Using automatic mixed precision training with PaddlePaddle requires three steps:

Step1: Define

`GradScaler`

, which is used to scale the`loss`

and`gradients`

to avoid underflowStep2: Use

`auto_cast`

to create an AMP context, in which the input datatype(FP16 or FP32) of each oprator will be automatically determinedStep3: Use

`GradScaler`

defined in Step1 to complete the scaling of`loss`

, and use the scaled`loss`

for backpropagation to complete the training

```
model = SimpleNet(input_size, output_size) # define model
optimizer = paddle.optimizer.SGD(learning_rate=0.0001, parameters=model.parameters()) # define optimizer
# Step1：define GradScaler
scaler = paddle.amp.GradScaler(init_loss_scaling=1024)
start_timer() # get start time
for epoch in range(epochs):
datas = zip(train_data, labels)
for i, (data, label) in enumerate(datas):
# Step2：create AMP context environment
with paddle.amp.auto_cast():
output = model(data)
loss = mse(output, label)
# Step3：use GradScaler complete the loss scaling
scaled = scaler.scale(loss)
scaled.backward()
# update parameters
scaler.minimize(optimizer, scaled)
optimizer.clear_grad()
print(loss)
end_timer_and_print("AMP time:")
```

```
Tensor(shape=[1], dtype=float32, place=CUDAPlace(0), stop_gradient=False,
[1.23644269])
AMP time:
total time = 1.222 sec
```

## 4. Advanced Usage¶

### 4.1 Gradient Accumulation¶

Gradient accumulation means running a configured number of steps without updating the model variables. Until certain steps, use the accumulated gradients to update the variables.
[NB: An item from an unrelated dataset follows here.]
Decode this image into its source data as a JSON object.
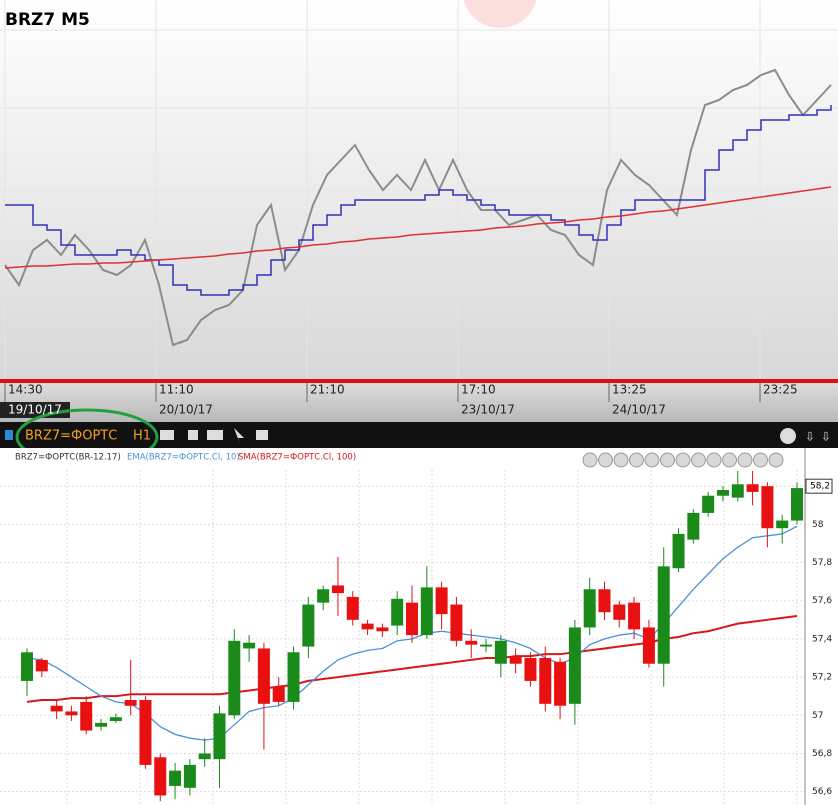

In automatic mixed precision training, gradient accumulation is also supported, and the usage is as follows:

```
model = SimpleNet(input_size, output_size) # define model
optimizer = paddle.optimizer.SGD(learning_rate=0.0001, parameters=model.parameters()) # define optimizer
accumulate_batchs_num = 10 # the batch numbers of gradients accumulation
# define GradScaler
scaler = paddle.amp.GradScaler(init_loss_scaling=1024)
start_timer() # get start time
for epoch in range(epochs):
datas = zip(train_data, labels)
for i, (data, label) in enumerate(datas):
# create AMP context environment
with paddle.amp.auto_cast():
output = model(data)
loss = mse(output, label)
# use GradScaler complete the loss scaling
scaled = scaler.scale(loss)
scaled.backward()
# when the accumulated batch is accumulate_batchs_num, update the model parameters
if (i + 1) % accumulate_batchs_num == 0:
# update parameters
scaler.minimize(optimizer, scaled)
optimizer.clear_grad()
print(loss)
end_timer_and_print("AMP time:")
```

```
Tensor(shape=[1], dtype=float32, place=CUDAPlace(0), stop_gradient=False,
[1.25127280])
AMP time:
total time = 1.006 sec
```

## 5. Conclusion¶

As can be seen from the above example, using the automatic mixed precision training, the total time is about 1.222s, while the ordinary training method takes 2.943s, and the training speed is increased by about 2.4 times. For more examples of using mixed precision training, please refer to paddlepaddle’s models: paddlepaddle/models.